Juventus punya keseimbangan dari segi pertahanan maupun menyerang pada musim ini. Selain gelontoran gol yang membuat lawan-lawan Si Nyonya Tua gigit jari, Juve juga sangat sulit dibobol lawan. Tercatat hanya tiga gol saja yang bersarang ke gawang Buffon dari 11 laga (satu laga lain pos penjaga gawang diisi oleh Neto Murara yang mencatatkan clean sheet).
Tiga gol yang merobek jala Juve memang menempatkan mereka menjadi kesebelasan dengan kebobolan tersedikit kedua, di bawah FC Kobenhavn yang hanya kebobolan dua gol. Namun perlu diketahui, kesebelasan asal Denmark tersebut hanya bermain enam laga, langsung tersingkir sejak fase grup, tak seperti Juventus yang menjalani pertandingan dua kali lipat lebih banyak untuk mencapai partai final.
Lini pertahanan memang menjadi salah satu kunci keberhasilan Juventus pada musim, tak terkecuali di Liga Champions. Lini serang lawan-lawan yang mereka hadapi berhasil dibuat tak berkutik. Barcelona yang mengandalkan Trio MSN (Lionel Messi, Luis Suarez dan Neymar), tak bisa mencetak sebiji gol pun dalam dua leg perempat final. AS Monaco yang mencetak lebih dari 100 gol pada musim ini, hanya sekali saja membobol gawang Buffon. Torehan sembilan clean sheet dari 12 pertandingan Liga Champions memang menjadi catatan cemerlang Juventus.

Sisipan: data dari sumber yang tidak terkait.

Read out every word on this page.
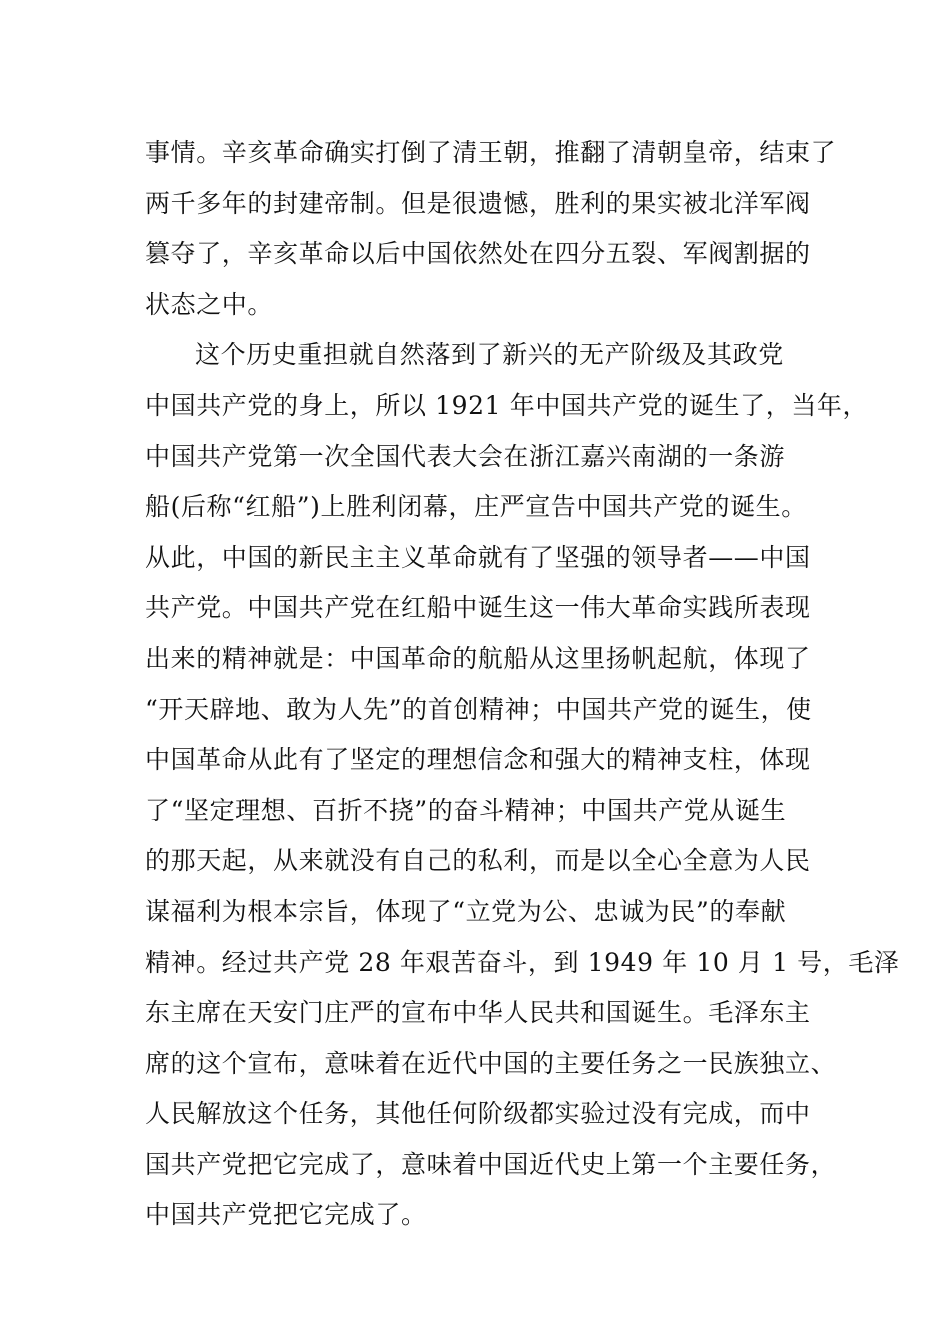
事情。辛亥革命确实打倒了清王朝，推翻了清朝皇帝，结束了
两千多年的封建帝制。但是很遗憾，胜利的果实被北洋军阀
篡夺了，辛亥革命以后中国依然处在四分五裂、军阀割据的
状态之中。
这个历史重担就自然落到了新兴的无产阶级及其政党
中国共产党的身上，所以 1921 年中国共产党的诞生了，当年，
中国共产党第一次全国代表大会在浙江嘉兴南湖的一条游
船(后称“红船”)上胜利闭幕，庄严宣告中国共产党的诞生。
从此，中国的新民主主义革命就有了坚强的领导者——中国
共产党。中国共产党在红船中诞生这一伟大革命实践所表现
出来的精神就是：中国革命的航船从这里扬帆起航，体现了
“开天辟地、敢为人先”的首创精神；中国共产党的诞生，使
中国革命从此有了坚定的理想信念和强大的精神支柱，体现
了“坚定理想、百折不挠”的奋斗精神；中国共产党从诞生
的那天起，从来就没有自己的私利，而是以全心全意为人民
谋福利为根本宗旨，体现了“立党为公、忠诚为民”的奉献
精神。经过共产党 28 年艰苦奋斗，到 1949 年 10 月 1 号，毛泽
东主席在天安门庄严的宣布中华人民共和国诞生。毛泽东主
席的这个宣布，意味着在近代中国的主要任务之一民族独立、
人民解放这个任务，其他任何阶级都实验过没有完成，而中
国共产党把它完成了，意味着中国近代史上第一个主要任务，
中国共产党把它完成了。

Saat bertahan, Juventus memang terpaku pada barisan terakhir pertahanan plus gelandang bertahan. Bisa dibilang, ke-10 pemain lapangan Juventus punya peran masing-masing dalam membentuk pola pertahanan ketika mendapatkan serangan lawan. Jarak antar pemain yang rapat membuat lawan tak berkutik untuk menciptakan peluang di area kotak penalti.
"Tak penting kami memasang tiga atau empat bek di lini pertahanan, semuanya relatif. Kesebelasan ini bertahan dengan 11 pemain," ujar bek Juventus, Giorgio Chiellini, pada laman resmi Juventus.
Apa yang dikatakan Chiellini memang bukan omong kosong belaka. Formasi dasar di awal pertandingan tak menjadi patokan khusus posisi pemain saat tak menguasai bola, baik itu kala bermain dengan 3-4-3 maupun 4-2-3-1. Saat bertahan, Juve bisa terlihat memakai pola 4-4-2 atau 5-3-2.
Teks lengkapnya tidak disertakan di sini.